I am adapting and old two dimensional GMM to the new PyMC5 syntax, and I found an strange sampling error similar to this. Without really understanding what the error is about, I try the solution proposed there (to eliminate the shape argument that was redundant) but the error remains. Here goes the code snippet,

data generation,

import pymc as pm
import numpy as np
import matplotlib.pyplot as plt
import arviz as az
from pytensor.tensor.nlinalg import matrix_inverse

## Generate some data for three groups.
# Means, variances, covariances, and proportions

mus = np.array([[-4,2],[0,1],[6,-2]])
variance1 = [1,.4,1.5]
variance2 = [1,.8,5 ]
covariances = [.5,0, -1]
ps = np.array([0.2, 0.5, 0.3])
D = mus[0].shape[0]

# Total amount of data
N = 1000

# Number of groups
K = 3

# Form covariance matrix for each group
sigmas = [np.array([[variance1[i],covariances[i]],[covariances[i],variance2[i]]]) for i in range(K)]
# Form group assignments
zs = np.array([np.random.multinomial(1, ps) for _ in range(N)]).T
xs = [z[:, np.newaxis] * np.random.multivariate_normal(m, s, size=N) for z, m, s in zip(zs, mus, sigmas)]

# Stack data into single array
data = np.sum(np.dstack(xs), axis=2)

model construction,

testvals = [[-2,-2],[0,0],[2,2]]

# Model structure
with pm.Model() as mvgmm:
    # Prior over component weights
    p = pm.Dirichlet('p', a=np.array([1.]*K))

    # Prior over component means
    mus = [pm.MvNormal('mu_%d' % i, mu=pm.floatX(np.zeros(D)), tau=pm.floatX(0.1 * np.eye(D)), shape=(D,), initval=pm.floatX(testvals[i])) for i in range(K)]

    # Cholesky decomposed LKJ prior over component covariance matrices

    # chol, corr, stds = [pm.LKJCholeskyCov('packed_L_%d' % i, n=D, eta=2., sd_dist=pm.HalfCauchy.dist(1)) for i in range(K)]
    L = [pm.LKJCholeskyCov('packed_L_%d' % i, n=D, eta=2., sd_dist=pm.HalfCauchy.dist(1))[0] for i in range(K)]

    # Unpack packed_L into full array
    # L = [pm.expand_packed_triangular(D, packed_L[i]) for i in range(K)]

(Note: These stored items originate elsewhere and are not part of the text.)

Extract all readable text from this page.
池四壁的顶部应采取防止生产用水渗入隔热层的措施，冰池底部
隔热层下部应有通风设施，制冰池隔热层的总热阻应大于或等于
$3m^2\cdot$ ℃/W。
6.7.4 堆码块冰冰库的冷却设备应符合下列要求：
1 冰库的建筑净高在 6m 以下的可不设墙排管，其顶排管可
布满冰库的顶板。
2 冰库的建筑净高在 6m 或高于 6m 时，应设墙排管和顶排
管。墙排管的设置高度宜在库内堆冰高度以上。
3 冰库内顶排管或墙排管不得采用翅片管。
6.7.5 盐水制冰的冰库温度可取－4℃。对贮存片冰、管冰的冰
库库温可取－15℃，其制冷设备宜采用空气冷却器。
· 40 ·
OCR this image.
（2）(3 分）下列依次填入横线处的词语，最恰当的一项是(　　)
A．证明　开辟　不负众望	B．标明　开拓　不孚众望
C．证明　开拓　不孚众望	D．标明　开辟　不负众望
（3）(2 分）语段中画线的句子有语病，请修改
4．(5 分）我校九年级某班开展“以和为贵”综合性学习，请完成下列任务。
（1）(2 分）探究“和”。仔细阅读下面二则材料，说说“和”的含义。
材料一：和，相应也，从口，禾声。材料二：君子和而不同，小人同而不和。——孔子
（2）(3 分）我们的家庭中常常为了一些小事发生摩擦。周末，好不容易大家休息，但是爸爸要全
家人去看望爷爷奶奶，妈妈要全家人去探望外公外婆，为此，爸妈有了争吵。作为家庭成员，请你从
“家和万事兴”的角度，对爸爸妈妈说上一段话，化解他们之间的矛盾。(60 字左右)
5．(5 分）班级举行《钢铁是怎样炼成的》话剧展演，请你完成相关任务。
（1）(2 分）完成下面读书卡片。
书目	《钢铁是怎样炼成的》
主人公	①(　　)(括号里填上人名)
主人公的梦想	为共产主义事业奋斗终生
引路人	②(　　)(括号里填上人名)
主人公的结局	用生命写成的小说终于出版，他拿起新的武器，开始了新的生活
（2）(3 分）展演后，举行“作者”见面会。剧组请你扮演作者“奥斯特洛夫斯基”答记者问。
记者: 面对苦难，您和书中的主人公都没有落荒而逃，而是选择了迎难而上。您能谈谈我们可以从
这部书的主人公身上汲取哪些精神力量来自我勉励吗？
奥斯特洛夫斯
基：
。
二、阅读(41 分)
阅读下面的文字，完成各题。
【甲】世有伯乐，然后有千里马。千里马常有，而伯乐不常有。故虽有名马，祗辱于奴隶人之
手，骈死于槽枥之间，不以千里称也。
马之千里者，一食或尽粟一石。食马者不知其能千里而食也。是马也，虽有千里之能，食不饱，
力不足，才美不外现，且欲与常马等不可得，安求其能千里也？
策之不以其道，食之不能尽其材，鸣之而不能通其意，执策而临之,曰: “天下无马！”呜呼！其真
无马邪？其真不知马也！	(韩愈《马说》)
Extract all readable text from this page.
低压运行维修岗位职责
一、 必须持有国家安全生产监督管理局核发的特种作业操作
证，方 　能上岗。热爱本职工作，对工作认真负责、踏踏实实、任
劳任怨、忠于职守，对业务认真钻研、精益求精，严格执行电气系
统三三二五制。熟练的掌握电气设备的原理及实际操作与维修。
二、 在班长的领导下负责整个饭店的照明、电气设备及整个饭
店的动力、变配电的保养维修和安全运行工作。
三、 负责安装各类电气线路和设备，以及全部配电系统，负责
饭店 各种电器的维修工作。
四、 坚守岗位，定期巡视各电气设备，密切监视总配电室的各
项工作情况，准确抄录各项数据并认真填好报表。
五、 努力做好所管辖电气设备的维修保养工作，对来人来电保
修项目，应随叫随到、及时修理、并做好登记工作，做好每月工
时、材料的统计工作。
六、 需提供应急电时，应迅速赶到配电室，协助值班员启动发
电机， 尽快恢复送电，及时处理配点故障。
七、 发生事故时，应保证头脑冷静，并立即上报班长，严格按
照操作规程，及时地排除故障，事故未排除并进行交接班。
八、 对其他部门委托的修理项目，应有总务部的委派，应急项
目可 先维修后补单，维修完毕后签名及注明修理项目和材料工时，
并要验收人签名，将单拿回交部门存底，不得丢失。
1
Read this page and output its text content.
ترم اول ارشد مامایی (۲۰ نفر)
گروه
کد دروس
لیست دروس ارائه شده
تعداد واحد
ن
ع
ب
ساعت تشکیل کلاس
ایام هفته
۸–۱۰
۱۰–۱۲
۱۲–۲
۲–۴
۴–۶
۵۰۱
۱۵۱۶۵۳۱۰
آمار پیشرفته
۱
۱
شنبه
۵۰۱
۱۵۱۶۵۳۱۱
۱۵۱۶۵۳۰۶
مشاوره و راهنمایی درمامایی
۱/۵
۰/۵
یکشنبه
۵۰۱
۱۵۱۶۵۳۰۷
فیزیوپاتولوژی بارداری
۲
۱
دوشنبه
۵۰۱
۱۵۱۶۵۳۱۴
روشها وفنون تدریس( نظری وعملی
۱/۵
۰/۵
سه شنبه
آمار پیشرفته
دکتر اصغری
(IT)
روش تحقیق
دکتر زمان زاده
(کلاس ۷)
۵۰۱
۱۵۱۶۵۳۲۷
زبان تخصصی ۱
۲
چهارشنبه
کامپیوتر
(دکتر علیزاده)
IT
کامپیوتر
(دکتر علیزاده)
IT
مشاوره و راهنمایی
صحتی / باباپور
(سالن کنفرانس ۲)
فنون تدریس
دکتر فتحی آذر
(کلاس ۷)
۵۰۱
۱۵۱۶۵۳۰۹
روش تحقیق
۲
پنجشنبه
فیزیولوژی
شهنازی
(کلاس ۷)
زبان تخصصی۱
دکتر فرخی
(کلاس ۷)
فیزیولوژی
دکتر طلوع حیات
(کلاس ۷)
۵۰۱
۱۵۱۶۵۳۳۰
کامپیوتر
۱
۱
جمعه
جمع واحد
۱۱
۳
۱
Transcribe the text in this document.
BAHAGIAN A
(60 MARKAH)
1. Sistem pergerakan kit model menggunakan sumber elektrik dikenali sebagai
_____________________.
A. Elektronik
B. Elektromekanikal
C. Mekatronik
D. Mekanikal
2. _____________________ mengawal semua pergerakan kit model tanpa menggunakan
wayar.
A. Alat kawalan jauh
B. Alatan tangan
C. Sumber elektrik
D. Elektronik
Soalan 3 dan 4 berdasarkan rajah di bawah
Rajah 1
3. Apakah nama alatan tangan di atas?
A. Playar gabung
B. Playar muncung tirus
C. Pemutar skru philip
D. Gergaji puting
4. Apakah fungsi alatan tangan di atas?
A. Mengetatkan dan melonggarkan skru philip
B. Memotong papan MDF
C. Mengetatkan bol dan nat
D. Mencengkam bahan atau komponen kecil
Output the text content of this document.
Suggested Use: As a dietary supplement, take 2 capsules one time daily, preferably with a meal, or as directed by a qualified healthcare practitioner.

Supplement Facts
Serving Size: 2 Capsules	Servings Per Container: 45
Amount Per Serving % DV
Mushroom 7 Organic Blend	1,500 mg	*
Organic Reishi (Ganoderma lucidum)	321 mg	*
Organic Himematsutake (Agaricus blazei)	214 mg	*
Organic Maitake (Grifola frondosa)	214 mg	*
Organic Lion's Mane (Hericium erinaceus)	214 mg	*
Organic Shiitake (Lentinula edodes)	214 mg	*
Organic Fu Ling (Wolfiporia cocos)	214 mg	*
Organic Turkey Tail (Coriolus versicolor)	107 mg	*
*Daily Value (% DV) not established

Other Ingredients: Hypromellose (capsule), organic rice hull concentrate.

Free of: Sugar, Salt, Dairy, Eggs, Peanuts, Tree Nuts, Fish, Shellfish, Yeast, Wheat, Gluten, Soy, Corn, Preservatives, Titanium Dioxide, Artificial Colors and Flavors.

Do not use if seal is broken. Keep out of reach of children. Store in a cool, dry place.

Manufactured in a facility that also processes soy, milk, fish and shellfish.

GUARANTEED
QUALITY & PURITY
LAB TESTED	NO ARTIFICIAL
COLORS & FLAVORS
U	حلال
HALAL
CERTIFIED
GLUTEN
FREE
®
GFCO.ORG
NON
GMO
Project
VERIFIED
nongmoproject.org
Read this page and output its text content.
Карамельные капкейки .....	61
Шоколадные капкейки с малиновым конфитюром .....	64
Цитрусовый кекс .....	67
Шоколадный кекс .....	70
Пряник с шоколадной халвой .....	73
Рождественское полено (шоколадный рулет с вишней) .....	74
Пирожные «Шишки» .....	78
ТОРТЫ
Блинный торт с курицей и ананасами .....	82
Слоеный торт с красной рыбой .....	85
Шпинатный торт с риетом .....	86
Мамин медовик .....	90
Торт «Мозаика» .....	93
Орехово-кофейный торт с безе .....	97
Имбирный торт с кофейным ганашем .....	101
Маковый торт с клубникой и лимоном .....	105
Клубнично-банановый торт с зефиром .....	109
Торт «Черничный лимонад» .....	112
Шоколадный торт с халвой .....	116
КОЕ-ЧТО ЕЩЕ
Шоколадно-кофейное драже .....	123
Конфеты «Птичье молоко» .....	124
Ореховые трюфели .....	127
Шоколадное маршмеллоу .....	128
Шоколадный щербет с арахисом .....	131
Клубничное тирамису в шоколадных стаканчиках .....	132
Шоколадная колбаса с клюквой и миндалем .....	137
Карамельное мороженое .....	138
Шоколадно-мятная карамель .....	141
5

    # Convert L to sigma and tau for convenience
    sigma = [pm.Deterministic('sigma_%d' % i ,L[i].dot(L[i].T)) for i in range(K)]
    tau = [pm.Deterministic('tau_%d' % i,matrix_inverse(sigma[i])) for i in range(K)]

    # Specify the likelihood
    mvnl = [pm.MvNormal.dist(mu=mus[i],chol=L[i]) for i in range(K)]
    Y_obs = pm.Mixture('Y_obs',w=p, comp_dists=mvnl, observed=data)

And this is the sampling,

with pm.Model() as mvgmm:
    trace = pm.sample(chains=8)

And the error is

SamplingError: Cannot sample from the model, since the model does not contain any free variables.

You are overriding the original model here. You should change to with mvgmm:

Ahhh what an idiot. I was looking in the most implausible places.
Thank you.

By the way, which is the recommended way to write these models? because it is easy to confuse dimensions and components. I was reading how to better label coordinates and dimensions here, but is really different to a list of random variables?

1 Like

The main difference is that using dimensions/coordinates allows you to slice and dice the resulting inferenceData object using the features available in xarray. If you instead instantiate N unrelated parameters, it is much more difficult to select, filter, and otherwise work with the results. But if it’s easier for you to work with what you have, that’s ok!

1 Like

Thank you!